For a closed system, those kinds of open connections are deeply dangerous. If anyone on Instagram can just link to any old store on the web, how can Instagram — meaning Facebook, Instagram’s increasingly-overbearing owner — tightly control commerce on its platform? If Instagram users could post links willy-nilly, they might even be able to connect directly to their users, getting their email addresses or finding other ways to communicate with them. Links represent a threat to closed systems.

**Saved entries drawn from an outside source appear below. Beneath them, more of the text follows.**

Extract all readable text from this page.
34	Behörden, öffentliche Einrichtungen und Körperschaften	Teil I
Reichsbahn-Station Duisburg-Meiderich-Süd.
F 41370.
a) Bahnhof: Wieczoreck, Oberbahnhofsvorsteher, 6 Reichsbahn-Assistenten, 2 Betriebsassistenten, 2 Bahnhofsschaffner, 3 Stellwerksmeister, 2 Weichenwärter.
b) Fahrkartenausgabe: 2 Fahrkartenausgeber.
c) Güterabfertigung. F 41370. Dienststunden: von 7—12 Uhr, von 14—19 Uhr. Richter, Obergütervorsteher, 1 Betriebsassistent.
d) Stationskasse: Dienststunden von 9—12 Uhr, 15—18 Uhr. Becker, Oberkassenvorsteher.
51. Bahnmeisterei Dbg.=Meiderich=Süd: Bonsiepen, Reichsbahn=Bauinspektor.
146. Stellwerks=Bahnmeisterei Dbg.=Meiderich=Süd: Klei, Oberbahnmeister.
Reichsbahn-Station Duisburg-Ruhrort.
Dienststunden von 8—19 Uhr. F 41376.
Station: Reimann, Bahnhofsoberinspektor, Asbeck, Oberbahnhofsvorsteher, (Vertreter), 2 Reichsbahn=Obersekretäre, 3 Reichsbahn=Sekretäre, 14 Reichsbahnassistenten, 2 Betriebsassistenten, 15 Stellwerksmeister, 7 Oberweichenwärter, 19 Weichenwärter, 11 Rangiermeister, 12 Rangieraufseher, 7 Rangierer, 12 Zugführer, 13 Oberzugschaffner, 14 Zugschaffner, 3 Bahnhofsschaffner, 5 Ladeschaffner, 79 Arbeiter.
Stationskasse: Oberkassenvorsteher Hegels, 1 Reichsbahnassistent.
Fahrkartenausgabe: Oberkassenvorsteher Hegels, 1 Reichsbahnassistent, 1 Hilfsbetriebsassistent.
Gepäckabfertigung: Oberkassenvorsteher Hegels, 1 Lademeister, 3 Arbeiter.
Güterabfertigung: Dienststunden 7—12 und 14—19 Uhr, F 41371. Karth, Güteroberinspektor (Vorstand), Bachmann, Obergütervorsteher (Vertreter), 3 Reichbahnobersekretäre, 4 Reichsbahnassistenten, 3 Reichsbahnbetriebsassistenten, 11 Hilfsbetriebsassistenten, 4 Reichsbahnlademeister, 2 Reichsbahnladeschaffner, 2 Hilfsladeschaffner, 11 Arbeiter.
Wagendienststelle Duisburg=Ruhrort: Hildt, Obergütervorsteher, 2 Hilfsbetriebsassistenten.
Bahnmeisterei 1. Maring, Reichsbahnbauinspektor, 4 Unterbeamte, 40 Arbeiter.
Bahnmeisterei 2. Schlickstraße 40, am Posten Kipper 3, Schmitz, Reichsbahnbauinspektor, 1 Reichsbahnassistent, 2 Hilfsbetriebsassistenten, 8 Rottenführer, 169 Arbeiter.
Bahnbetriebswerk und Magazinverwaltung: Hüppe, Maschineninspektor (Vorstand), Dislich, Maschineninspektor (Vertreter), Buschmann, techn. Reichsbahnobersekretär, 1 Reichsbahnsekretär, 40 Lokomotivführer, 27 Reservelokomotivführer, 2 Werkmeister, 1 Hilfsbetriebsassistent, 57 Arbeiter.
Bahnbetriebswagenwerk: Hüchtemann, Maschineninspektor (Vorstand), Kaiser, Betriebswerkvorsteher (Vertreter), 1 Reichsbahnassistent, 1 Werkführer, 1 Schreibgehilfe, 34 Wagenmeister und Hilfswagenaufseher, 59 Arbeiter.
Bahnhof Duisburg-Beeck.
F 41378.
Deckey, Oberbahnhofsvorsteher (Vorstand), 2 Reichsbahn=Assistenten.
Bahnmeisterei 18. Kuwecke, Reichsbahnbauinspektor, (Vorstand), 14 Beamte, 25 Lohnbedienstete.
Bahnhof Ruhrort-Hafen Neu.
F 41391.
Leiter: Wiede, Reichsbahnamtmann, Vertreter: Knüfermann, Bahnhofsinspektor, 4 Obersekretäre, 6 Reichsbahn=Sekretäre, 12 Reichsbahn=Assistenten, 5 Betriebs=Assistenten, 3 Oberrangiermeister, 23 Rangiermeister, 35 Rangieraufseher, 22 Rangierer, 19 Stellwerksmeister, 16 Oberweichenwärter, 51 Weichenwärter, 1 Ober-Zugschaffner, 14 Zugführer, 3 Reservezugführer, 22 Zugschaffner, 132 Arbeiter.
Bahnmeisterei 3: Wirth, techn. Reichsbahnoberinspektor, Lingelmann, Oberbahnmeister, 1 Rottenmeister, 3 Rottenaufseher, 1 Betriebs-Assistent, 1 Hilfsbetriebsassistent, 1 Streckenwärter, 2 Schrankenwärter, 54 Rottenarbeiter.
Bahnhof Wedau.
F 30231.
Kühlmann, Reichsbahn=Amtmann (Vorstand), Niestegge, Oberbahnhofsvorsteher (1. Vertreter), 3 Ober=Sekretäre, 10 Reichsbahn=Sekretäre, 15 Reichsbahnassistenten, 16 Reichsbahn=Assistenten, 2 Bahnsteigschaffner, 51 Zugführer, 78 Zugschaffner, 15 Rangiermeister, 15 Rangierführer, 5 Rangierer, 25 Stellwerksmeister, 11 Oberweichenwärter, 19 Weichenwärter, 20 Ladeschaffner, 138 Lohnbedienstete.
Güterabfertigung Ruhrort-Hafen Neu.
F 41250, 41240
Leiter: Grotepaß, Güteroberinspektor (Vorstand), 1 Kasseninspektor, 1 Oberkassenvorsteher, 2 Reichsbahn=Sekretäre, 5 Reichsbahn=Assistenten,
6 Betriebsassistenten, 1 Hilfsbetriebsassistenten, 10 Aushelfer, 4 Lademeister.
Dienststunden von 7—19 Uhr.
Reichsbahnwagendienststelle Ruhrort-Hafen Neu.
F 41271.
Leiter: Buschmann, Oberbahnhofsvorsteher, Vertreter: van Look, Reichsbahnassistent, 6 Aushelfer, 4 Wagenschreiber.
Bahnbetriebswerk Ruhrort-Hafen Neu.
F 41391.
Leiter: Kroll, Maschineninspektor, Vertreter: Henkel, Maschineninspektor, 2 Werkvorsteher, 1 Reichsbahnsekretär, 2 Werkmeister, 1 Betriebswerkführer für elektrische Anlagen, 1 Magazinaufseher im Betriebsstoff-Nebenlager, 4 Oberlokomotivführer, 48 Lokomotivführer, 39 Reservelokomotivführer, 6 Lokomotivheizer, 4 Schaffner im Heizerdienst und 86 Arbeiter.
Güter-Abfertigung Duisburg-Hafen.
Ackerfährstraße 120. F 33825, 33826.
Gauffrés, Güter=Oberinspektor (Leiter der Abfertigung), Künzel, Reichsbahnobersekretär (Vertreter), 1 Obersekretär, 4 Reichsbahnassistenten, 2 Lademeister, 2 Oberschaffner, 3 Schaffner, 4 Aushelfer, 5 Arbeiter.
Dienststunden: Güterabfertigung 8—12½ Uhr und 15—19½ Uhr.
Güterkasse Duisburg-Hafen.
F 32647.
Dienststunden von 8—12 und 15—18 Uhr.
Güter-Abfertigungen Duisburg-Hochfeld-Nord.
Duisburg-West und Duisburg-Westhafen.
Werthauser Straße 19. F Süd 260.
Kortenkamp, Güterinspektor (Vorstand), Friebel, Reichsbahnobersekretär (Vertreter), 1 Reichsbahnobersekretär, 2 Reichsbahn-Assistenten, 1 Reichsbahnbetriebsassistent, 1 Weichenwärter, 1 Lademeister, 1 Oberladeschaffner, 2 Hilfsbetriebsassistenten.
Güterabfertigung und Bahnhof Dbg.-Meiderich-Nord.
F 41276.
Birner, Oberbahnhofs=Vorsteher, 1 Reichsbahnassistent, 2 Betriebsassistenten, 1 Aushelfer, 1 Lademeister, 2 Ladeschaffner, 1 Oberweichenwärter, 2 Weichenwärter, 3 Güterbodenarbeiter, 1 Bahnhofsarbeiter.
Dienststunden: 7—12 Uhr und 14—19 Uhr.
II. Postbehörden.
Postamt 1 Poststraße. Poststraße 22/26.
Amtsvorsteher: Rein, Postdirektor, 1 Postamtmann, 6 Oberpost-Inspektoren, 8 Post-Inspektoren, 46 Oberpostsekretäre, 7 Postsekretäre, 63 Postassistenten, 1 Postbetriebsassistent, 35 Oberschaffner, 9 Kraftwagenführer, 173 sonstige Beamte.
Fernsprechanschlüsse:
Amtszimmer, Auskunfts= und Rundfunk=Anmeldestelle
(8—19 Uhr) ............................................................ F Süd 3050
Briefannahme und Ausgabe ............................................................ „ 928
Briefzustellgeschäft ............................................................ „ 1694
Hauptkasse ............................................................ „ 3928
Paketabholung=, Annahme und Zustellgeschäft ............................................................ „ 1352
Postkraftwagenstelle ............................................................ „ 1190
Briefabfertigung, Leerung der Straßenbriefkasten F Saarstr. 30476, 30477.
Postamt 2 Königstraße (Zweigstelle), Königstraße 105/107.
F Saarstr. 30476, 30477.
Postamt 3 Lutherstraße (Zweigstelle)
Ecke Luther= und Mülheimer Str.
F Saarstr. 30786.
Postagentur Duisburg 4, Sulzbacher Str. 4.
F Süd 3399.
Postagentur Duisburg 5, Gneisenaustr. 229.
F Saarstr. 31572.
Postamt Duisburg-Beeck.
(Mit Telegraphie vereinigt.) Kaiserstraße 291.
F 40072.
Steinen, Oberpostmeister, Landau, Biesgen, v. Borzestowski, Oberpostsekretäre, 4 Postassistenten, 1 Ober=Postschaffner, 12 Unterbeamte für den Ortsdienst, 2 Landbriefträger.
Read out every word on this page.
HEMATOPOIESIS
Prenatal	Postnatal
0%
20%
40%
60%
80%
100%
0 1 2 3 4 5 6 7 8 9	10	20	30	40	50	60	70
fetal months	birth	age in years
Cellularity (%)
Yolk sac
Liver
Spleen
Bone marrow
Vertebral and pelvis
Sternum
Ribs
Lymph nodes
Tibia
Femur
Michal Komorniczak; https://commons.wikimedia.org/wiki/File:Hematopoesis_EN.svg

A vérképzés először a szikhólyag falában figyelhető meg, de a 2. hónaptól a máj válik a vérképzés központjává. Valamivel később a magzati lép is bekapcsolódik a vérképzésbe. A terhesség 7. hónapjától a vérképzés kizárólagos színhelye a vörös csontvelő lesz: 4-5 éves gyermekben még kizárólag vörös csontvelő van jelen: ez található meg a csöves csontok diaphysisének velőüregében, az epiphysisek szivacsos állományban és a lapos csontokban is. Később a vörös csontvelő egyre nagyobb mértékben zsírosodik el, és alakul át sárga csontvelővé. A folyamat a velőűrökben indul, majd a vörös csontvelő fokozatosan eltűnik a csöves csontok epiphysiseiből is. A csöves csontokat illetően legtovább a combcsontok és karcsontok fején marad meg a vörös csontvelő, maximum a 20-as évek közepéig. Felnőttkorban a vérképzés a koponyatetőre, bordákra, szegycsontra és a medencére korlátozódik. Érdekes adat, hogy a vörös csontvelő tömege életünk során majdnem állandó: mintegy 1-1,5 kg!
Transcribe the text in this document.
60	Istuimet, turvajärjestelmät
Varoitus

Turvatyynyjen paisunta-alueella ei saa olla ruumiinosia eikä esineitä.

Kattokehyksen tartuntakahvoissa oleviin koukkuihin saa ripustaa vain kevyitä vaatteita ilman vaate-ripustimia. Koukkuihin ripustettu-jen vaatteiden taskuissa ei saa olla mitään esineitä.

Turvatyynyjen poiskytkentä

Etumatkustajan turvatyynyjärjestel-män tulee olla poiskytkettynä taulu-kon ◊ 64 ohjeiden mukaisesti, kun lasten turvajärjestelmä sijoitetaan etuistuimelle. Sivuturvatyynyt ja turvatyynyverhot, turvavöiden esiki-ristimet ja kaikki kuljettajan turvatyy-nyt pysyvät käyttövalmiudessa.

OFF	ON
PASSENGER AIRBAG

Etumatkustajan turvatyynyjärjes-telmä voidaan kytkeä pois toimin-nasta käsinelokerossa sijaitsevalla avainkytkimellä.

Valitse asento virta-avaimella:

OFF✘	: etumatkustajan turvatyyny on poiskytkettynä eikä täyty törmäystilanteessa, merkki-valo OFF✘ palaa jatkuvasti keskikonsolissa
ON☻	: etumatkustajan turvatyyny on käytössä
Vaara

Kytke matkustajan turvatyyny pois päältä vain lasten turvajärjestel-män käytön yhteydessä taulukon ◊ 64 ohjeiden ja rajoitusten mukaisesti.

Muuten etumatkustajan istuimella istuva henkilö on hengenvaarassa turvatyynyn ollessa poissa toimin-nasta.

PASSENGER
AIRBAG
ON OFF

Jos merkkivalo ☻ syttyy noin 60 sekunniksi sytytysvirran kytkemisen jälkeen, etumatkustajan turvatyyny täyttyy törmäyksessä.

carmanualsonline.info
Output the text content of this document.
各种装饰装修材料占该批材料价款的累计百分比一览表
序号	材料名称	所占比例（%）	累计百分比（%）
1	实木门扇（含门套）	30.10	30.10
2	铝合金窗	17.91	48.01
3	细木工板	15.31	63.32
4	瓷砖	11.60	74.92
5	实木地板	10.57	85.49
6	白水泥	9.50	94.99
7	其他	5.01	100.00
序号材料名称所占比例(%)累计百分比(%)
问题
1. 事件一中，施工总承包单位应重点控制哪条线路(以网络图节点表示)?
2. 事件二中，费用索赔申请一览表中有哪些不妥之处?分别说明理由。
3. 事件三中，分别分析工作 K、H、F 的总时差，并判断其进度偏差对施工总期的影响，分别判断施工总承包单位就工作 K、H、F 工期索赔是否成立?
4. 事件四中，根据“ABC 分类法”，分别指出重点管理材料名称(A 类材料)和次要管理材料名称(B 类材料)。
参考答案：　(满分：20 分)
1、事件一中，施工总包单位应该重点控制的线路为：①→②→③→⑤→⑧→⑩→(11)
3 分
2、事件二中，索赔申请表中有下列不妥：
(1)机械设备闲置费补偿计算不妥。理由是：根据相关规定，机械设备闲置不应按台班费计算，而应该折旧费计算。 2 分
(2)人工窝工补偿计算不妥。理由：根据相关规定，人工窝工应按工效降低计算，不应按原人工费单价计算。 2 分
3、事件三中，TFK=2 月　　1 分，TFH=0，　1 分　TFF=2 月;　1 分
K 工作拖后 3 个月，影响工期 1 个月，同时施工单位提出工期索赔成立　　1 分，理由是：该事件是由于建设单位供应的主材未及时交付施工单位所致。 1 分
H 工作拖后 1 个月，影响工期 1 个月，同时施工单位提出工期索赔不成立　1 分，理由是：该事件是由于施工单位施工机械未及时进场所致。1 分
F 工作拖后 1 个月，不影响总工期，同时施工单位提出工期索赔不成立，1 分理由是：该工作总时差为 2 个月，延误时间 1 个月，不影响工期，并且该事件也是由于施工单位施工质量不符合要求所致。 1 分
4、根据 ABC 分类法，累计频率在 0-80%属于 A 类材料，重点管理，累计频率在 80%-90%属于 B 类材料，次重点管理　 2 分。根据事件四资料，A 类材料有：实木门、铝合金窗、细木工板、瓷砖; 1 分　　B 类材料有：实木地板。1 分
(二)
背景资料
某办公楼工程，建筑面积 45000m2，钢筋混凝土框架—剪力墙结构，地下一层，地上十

Anil Dash on the war on hyperlinks.
It may be presented as a cost-saving measure, or as a way of reducing the sharing of untrusted links. But it is a strategy, designed to keep people from the open web, the place where they can control how, and whether, someone makes money off of an audience. The web is where we can make sites that don’t abuse data in the ways that Facebook properties do.
On the internet, everything can appear equally legitimate. Breitbart resembles the BBC. The fictitious Protocols of the Elders of Zion look as valid as an ADL report. And the rantings of a lunatic seem as credible as the findings of a Nobel Prize winner. We have lost, it seems, a shared sense of the basic facts upon which democracy depends.
Amnesty International have released a PDF report on the out-of-control surveillance perpetrated by Google and Facebook:
Google and Facebook’s platforms come at a systemic cost. The companies’ surveillance-based business model forces people to make a Faustian bargain, whereby they are only able to enjoy their human rights online by submitting to a system predicated on human rights abuse. Firstly, an assault on the right to privacy on an unprecedented scale, and then a series of knock-on effects that pose a serious risk to a range of other rights, from freedom of expression and opinion, to freedom of thought and the right to non-discrimination.
However…
This page on the Amnesty International website has six tracking scripts. Also, consent to accept tracking cookies is assumed (check dev tools). It looks like you can reject marketing cookies, but I tried that without any success.
The stone PDF has been thrown from a very badly-performing glass house.